K, I was thinking "cheap oil", but for another reason. The cheap corn that is the backbone of the large poultry operation is only cheap because of cheap nitrogen fertilizer which is manufactured from cheap crude oil.

Before nitrogen was cheap, chickens lived in small flocks in people's backyards. They ate the waste food from the household, and whatever weeds and bugs they could get. In the northern climate you might give your birds grain to get them through the winter. Or you might eat a chicken on a special occasion, knowing there would be more hatched out in the spring. Either way, poultry and poultry products were not traveling much, and not much was wasted.

I've read that on a global scale, Americans eat most of the chicken breast meat these days.

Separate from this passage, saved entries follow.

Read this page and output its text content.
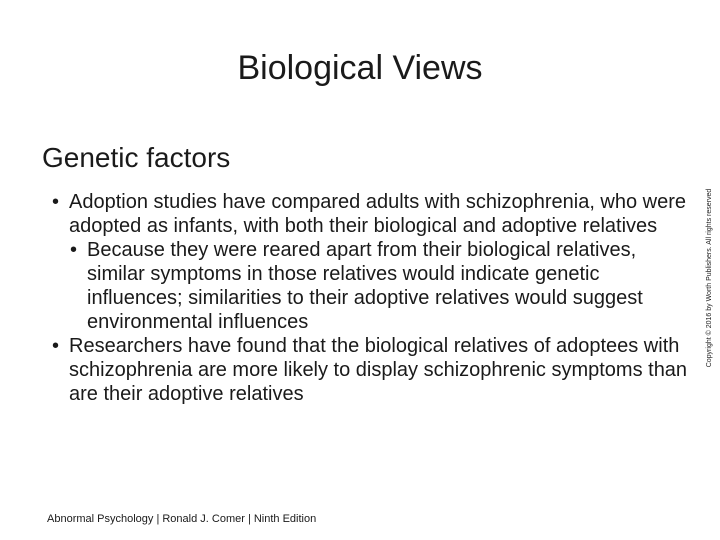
Biological Views
Genetic factors

• Adoption studies have compared adults with schizophrenia, who were adopted as infants, with both their biological and adoptive relatives

• Because they were reared apart from their biological relatives, similar symptoms in those relatives would indicate genetic influences; similarities to their adoptive relatives would suggest environmental influences

• Researchers have found that the biological relatives of adoptees with schizophrenia are more likely to display schizophrenic symptoms than are their adoptive relatives

Abnormal Psychology | Ronald J. Comer | Ninth Edition
Copyright © 2016 by Worth Publishers. All rights reserved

Russians were complaining a few years back that they could only buy thighs -- all of the breast meat was being shipped to the US to satisfy our market. Meanwhile, American chicken feet are shipped to China, where they are deep fried as a snack food.

None of this would make sense if corn wasn't cheap. I'm surprised that anyone still talks about migrating birds spreading H5N1, as it seems that most outlying outbreaks eventually expose another previously unnoticed arm of the global poultry trade.

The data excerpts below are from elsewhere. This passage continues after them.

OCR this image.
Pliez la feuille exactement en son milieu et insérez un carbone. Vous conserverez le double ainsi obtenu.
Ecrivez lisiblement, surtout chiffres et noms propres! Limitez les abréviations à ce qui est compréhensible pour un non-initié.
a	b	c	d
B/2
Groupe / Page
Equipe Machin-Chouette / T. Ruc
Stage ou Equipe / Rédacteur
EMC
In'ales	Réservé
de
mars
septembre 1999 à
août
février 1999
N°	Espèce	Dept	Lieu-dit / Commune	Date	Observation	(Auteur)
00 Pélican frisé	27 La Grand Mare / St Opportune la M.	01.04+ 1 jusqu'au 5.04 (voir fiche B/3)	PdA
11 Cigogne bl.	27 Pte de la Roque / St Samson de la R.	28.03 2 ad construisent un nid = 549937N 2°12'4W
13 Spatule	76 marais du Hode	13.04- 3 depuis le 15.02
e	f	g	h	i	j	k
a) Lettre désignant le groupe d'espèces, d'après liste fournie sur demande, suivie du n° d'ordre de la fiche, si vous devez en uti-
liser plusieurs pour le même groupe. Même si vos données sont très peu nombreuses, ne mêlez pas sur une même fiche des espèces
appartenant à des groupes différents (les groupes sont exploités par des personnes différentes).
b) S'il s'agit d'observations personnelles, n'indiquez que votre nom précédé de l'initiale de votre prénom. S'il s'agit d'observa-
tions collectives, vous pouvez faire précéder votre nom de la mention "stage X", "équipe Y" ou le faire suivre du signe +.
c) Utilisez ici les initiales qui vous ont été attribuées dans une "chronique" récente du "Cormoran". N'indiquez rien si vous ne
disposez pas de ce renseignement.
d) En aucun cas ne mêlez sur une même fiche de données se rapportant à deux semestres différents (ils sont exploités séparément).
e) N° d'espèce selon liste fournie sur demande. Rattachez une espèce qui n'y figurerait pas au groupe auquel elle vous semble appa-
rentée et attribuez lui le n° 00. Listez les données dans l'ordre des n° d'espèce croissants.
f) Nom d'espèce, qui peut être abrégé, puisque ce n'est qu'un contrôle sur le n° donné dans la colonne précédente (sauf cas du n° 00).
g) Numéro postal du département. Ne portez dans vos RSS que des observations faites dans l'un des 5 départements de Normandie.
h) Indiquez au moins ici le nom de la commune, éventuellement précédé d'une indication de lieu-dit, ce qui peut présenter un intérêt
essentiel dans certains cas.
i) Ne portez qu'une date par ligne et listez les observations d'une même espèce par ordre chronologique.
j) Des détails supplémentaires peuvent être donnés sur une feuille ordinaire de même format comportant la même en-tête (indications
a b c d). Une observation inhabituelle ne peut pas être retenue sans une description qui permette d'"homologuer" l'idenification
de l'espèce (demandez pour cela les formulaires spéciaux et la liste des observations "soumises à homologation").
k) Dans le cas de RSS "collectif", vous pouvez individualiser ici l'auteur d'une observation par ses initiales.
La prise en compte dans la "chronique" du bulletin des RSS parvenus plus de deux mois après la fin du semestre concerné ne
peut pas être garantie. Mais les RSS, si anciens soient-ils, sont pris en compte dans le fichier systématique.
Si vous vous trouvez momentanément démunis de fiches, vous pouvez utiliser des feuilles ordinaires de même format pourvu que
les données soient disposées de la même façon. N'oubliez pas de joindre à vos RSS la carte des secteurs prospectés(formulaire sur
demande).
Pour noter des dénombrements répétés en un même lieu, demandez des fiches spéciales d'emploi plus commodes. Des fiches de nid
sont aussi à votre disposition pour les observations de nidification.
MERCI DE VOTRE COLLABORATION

Transporting food is something that seems against common sense. I once read (over my economist wife's shoulder) some economist (was it Ricardo?) who established with a little maths formula that it was more efficient (cheaper) to produce Port in Portugal and ship it to England in exchange for English wheat than for each nation to produce both items.

Take cattle. A cow sells in Australia for about $500. In the UK a cow is worth about $2,500.

Those who worry about "food miles" should consider the oil used in all the inputs for production, not just the oil cost of transport. The EEC (like the USA) prohibits the importation of beef cattle because of the farm lobby. That policy is probably lauded as "ecological responsibility". In fact it sponsors the farming of poorer agricultural land, which almost certainly uses lots more oil to make it productive than is used in growing and transporting those imported cattle.

Susan, you are exactly right about cheap corn being part of cheap oil. Not just in the fertilizer but also the diesel used to run all the farm machinery. However things are about to change - note this article about possible shortages of fertilizer - http://www.farmersguardian.com/story.asp?sectioncode=1&storycode=14704

But that is just the beginning. We have apparently reached the peak of oil per day and likely will never see more produced per day, rather less and less per day. So the whole globalization scheme will collapse. When it does will we be ready to return to localized economy. The strange facts that Bar reports will be history. No more sending wine to England in exchange for wheat.

No more buying lead paint toys from China - we will have to produce them ourselves :)

K: Ricardo wrote about the concept of "comparative advantage" around 1817AD. The first oceangoing steamboat was in 1837.

That wine for wheat deal was in the days of sail.